Deleting older checkpoint [falcon-40b-instruct-4bit-alpaca/checkpoint-5150] due to args.save_total_limit
{'loss': 0.7811, 'learning_rate': 9.39177797950979e-05, 'epoch': 2.06}
{'loss': 0.9781, 'learning_rate': 9.372325249643366e-05, 'epoch': 2.06}
{'loss': 0.9802, 'learning_rate': 9.35287251977694e-05, 'epoch': 2.07}
{'loss': 0.7647, 'learning_rate': 9.333419789910517e-05, 'epoch': 2.07}
{'loss': 0.8621, 'learning_rate': 9.313967060044092e-05, 'epoch': 2.07}
{'loss': 1.0175, 'learning_rate': 9.294514330177668e-05, 'epoch': 2.07}
{'loss': 0.8003, 'learning_rate': 9.275061600311242e-05, 'epoch': 2.07}
{'loss': 0.9179, 'learning_rate': 9.255608870444818e-05, 'epoch': 2.08}
{'loss': 0.9157, 'learning_rate': 9.236156140578393e-05, 'epoch': 2.08}
{'loss': 0.9958, 'learning_rate': 9.216703410711969e-05, 'epoch': 2.08}
69%|βββββββββββββββ ...
Questions reminder : Pretrain vs QLORA ? First Simple Text than Instruction based using QLORA ?

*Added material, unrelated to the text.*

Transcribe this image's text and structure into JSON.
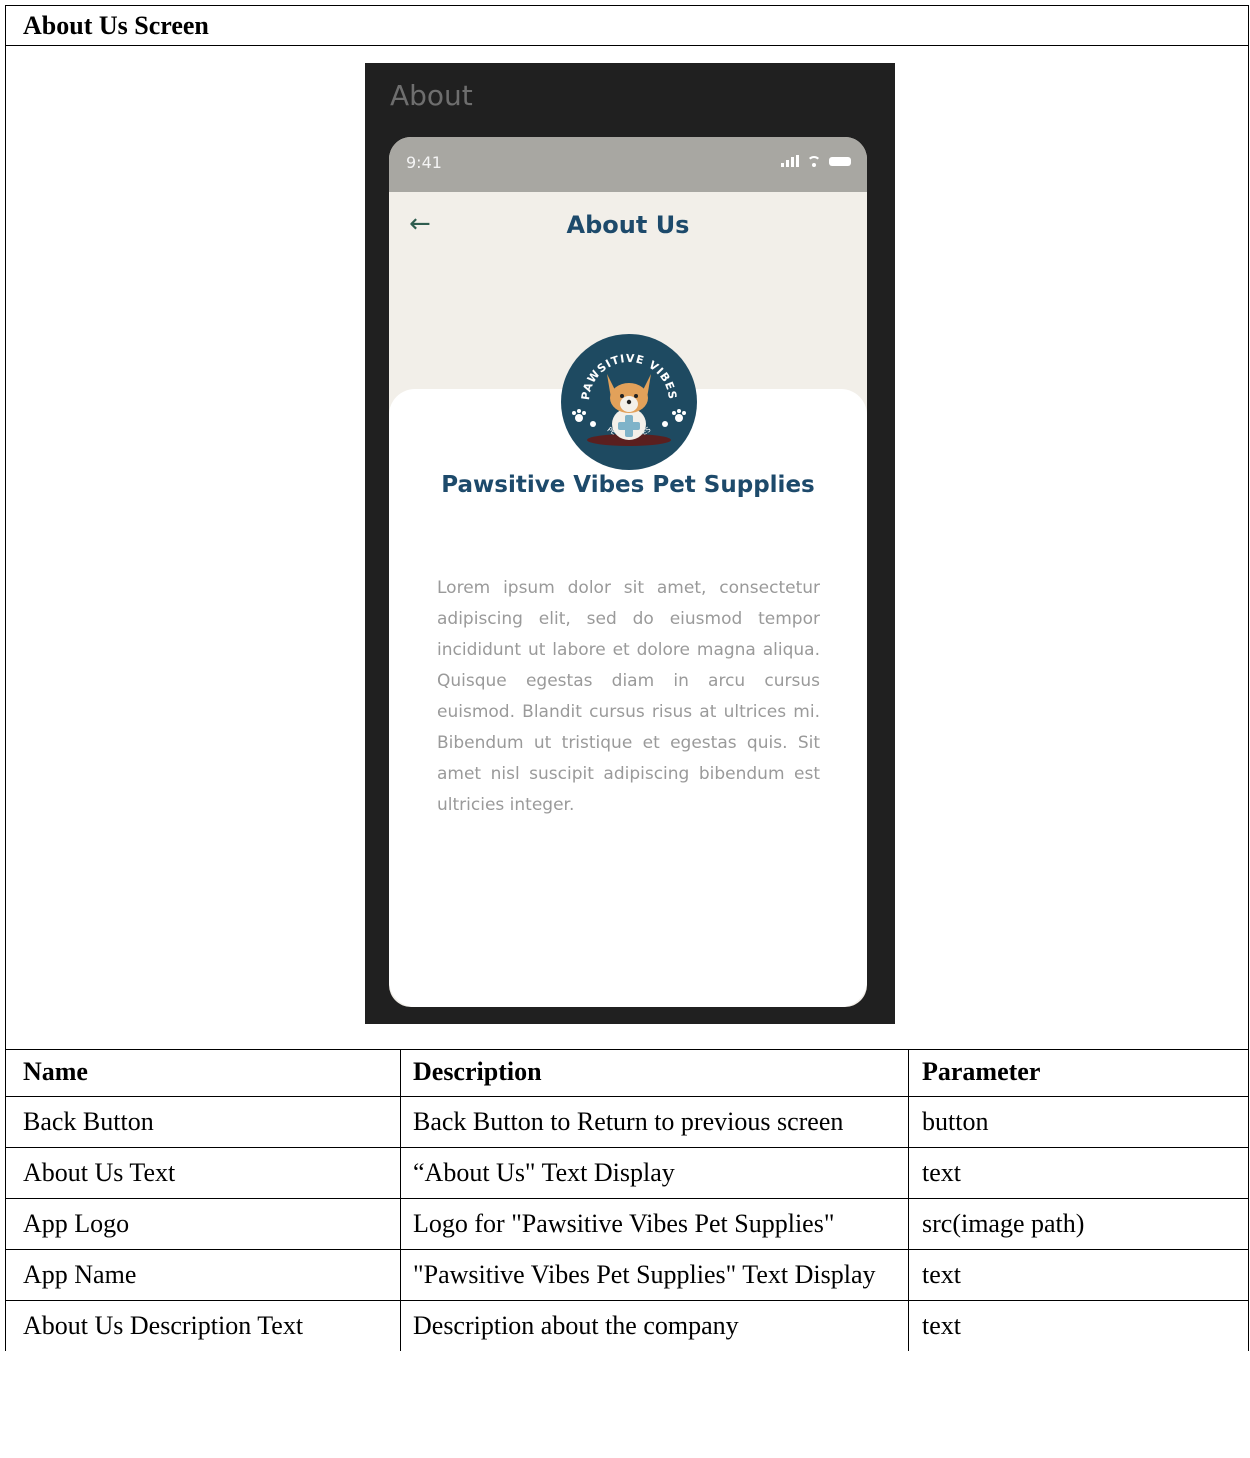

I have finished that. Results are promising entire Stanford alpaca dataset should take a day using A100 40GB with falcon 40B.
Great job, can we try it somewhere if you do the entire dataset?
I dont plan to train entire dataset. However it would be very wise to make the model generate most probable answers to instructions (top_p top_k temperature) and then using gpt3.5-turbo api to translate them turkish and feeding them into model. Such very smaller dataset gave a lot better output than standford aplaca. Only 4k instructions exceeded my preivious 12k Stf-Alpc finetuning. Answered coherently to many questions. So If I try this again, I will try this that way with 20K instruction or so. Then I will share.
Bard says yes via fine tuning. Can LLMs be fine-tuned to add new languages?